Cryptolender Nexo receives a fine of 45 million dollars

Cryptocurrency lending firm Nexo was fined $45 million for violating federal securities laws, the Securities and Exchange Commission announced Thursday, the latest in a series of enforcement actions taken by U.S. regulators to crack down on wrongdoing in the crypto industry.

Starting in 2020, Nexo allowed customers in the United States to deposit their savings in cryptocurrency and earn interest on those funds, the SEC said. The agency found that the interest program qualified as a security and that Nexo had not properly registered.

Nexo settled the charges without admitting wrongdoing. The company agreed to pay a $22.5 million fine to the SEC and an additional $22.5 million to pay fees from state regulators.

“We accused Nexo of failing to register its retail crypto lending product before offering it to the public, circumventing essential disclosure requirements designed to protect investors,” SEC Chairman Gary Gensler said in a statement. “Compliance with our time-tested public policies is not a choice.”

A founder of Nexo, Antoni Trenchev, said the company was “pleased with this unified resolution.”

“We can now focus on what we do best – building seamless financial solutions for our worldwide audience,” he added.

Formed in the Cayman Islands in 2018, Nexo is one of a large group of prominent crypto companies that promised to generate interest for customers by investing their crypto savings for them. As of March, Nexo’s fixed-income product had 112,000 U.S. investors, who had committed $2.7 billion in assets, according to court filings. The company promised a return of as much as 12 percent.

In its announcement Thursday, the SEC said Nexo had taken “remedial actions” after the agency settled with another crypto lender in February. The firm voluntarily stopped offering its interest program to new U.S. investors, the agency said, and stopped paying interest on new funds added to existing accounts.

The Nexo fine is the latest effort by US regulators to rein in the crypto industry. After Bahamian-based crypto exchange FTX collapsed in November, the SEC, the Commodity Futures Trading Commission and the Department of Justice filed charges against the company’s founder, Sam Bankman-Fried, accusing him of years of fraud. Two other FTX executives, Caroline Ellison and Gary Wang, have pleaded guilty.
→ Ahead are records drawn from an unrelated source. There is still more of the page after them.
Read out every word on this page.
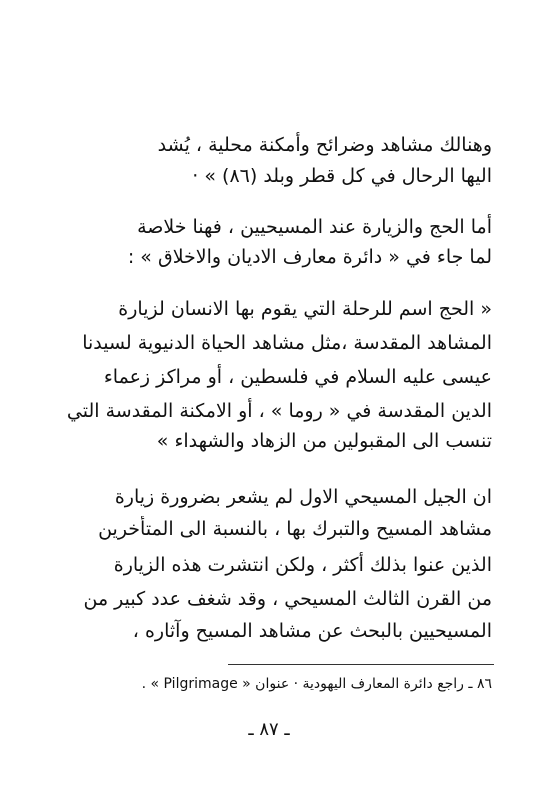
وهنالك مشاهد وضرائح وأمكنة محلية ، يُشد
اليها الرحال في كل قطر وبلد (٨٦) » ·
أما الحج والزيارة عند المسيحيين ، فهنا خلاصة
لما جاء في « دائرة معارف الاديان والاخلاق » :
« الحج اسم للرحلة التي يقوم بها الانسان لزيارة
المشاهد المقدسة ،مثل مشاهد الحياة الدنيوية لسيدنا
عيسى عليه السلام في فلسطين ، أو مراكز زعماء
الدين المقدسة في « روما » ، أو الامكنة المقدسة التي
تنسب الى المقبولين من الزهاد والشهداء »
ان الجيل المسيحي الاول لم يشعر بضرورة زيارة
مشاهد المسيح والتبرك بها ، بالنسبة الى المتأخرين
الذين عنوا بذلك أكثر ، ولكن انتشرت هذه الزيارة
من القرن الثالث المسيحي ، وقد شغف عدد كبير من
المسيحيين بالبحث عن مشاهد المسيح وآثاره ،
٨٦ ـ راجع دائرة المعارف اليهودية · عنوان « Pilgrimage » .
ـ ٨٧ ـ
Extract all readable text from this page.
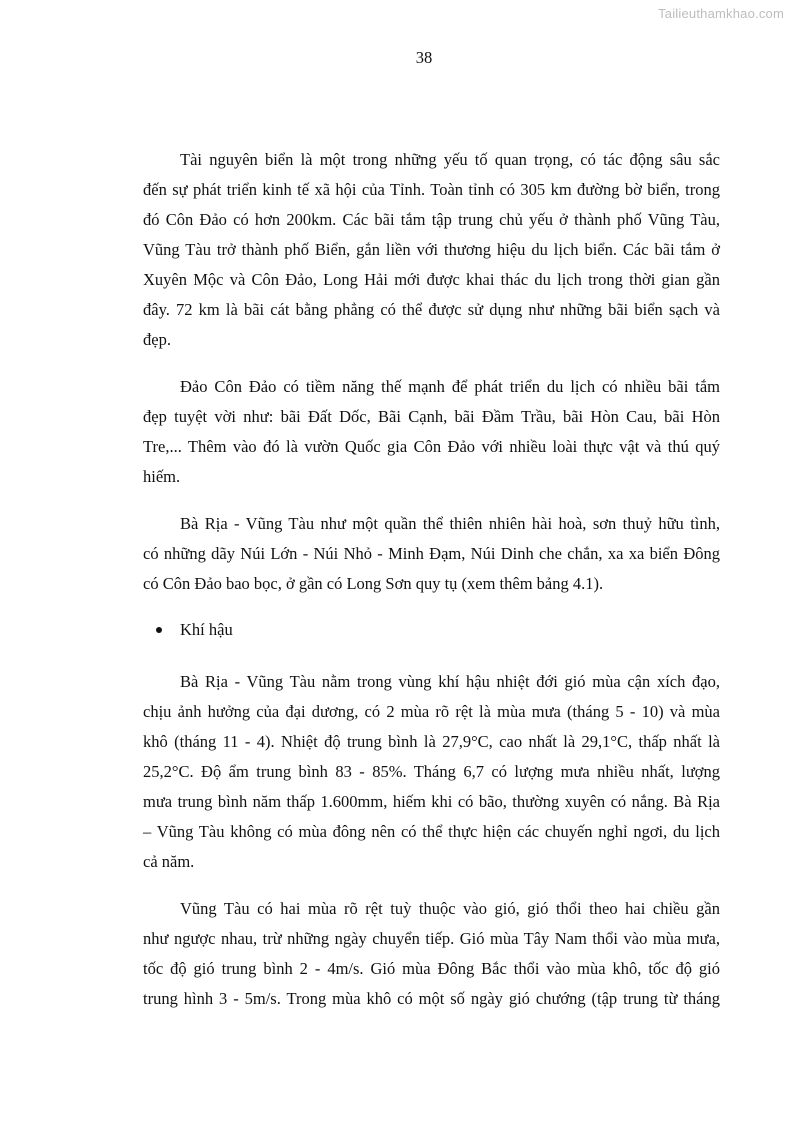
Tailieuthamkhao.com
38
Tài nguyên biển là một trong những yếu tố quan trọng, có tác động sâu sắc
đến sự phát triển kinh tế xã hội của Tỉnh. Toàn tỉnh có 305 km đường bờ biển, trong
đó Côn Đảo có hơn 200km. Các bãi tắm tập trung chủ yếu ở thành phố Vũng Tàu,
Vũng Tàu trở thành phố Biển, gắn liền với thương hiệu du lịch biển. Các bãi tắm ở
Xuyên Mộc và Côn Đảo, Long Hải mới được khai thác du lịch trong thời gian gần
đây. 72 km là bãi cát bằng phẳng có thể được sử dụng như những bãi biển sạch và
đẹp.
Đảo Côn Đảo có tiềm năng thế mạnh để phát triển du lịch có nhiều bãi tắm
đẹp tuyệt vời như: bãi Đất Dốc, Bãi Cạnh, bãi Đầm Trầu, bãi Hòn Cau, bãi Hòn
Tre,... Thêm vào đó là vườn Quốc gia Côn Đảo với nhiều loài thực vật và thú quý
hiếm.
Bà Rịa - Vũng Tàu như một quần thể thiên nhiên hài hoà, sơn thuỷ hữu tình,
có những dãy Núi Lớn - Núi Nhỏ - Minh Đạm, Núi Dinh che chắn, xa xa biển Đông
có Côn Đảo bao bọc, ở gần có Long Sơn quy tụ (xem thêm bảng 4.1).
Khí hậu
Bà Rịa - Vũng Tàu nằm trong vùng khí hậu nhiệt đới gió mùa cận xích đạo,
chịu ảnh hưởng của đại dương, có 2 mùa rõ rệt là mùa mưa (tháng 5 - 10) và mùa
khô (tháng 11 - 4). Nhiệt độ trung bình là 27,9°C, cao nhất là 29,1°C, thấp nhất là
25,2°C. Độ ẩm trung bình 83 - 85%. Tháng 6,7 có lượng mưa nhiều nhất, lượng
mưa trung bình năm thấp 1.600mm, hiếm khi có bão, thường xuyên có nắng. Bà Rịa
– Vũng Tàu không có mùa đông nên có thể thực hiện các chuyến nghỉ ngơi, du lịch
cả năm.
Vũng Tàu có hai mùa rõ rệt tuỳ thuộc vào gió, gió thổi theo hai chiều gần
như ngược nhau, trừ những ngày chuyển tiếp. Gió mùa Tây Nam thổi vào mùa mưa,
tốc độ gió trung bình 2 - 4m/s. Gió mùa Đông Bắc thổi vào mùa khô, tốc độ gió
trung hình 3 - 5m/s. Trong mùa khô có một số ngày gió chướng (tập trung từ tháng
But federal regulators had been scrutinizing crypto lenders since long before FTX’s collapse. Last week, the SEC accused crypto lender Genesis of offering unregistered securities through a product that promised investors high interest rates on deposits. And last year, the agency announced $100 million in fines against BlockFi, a crypto lender that also advertised big returns for customers.

BlockFi filed for bankruptcy in November, largely as a result of its close ties to FTX. Two other crypto lending companies, Voyager Digital and Celsius Network, have also filed for bankruptcy in the past year.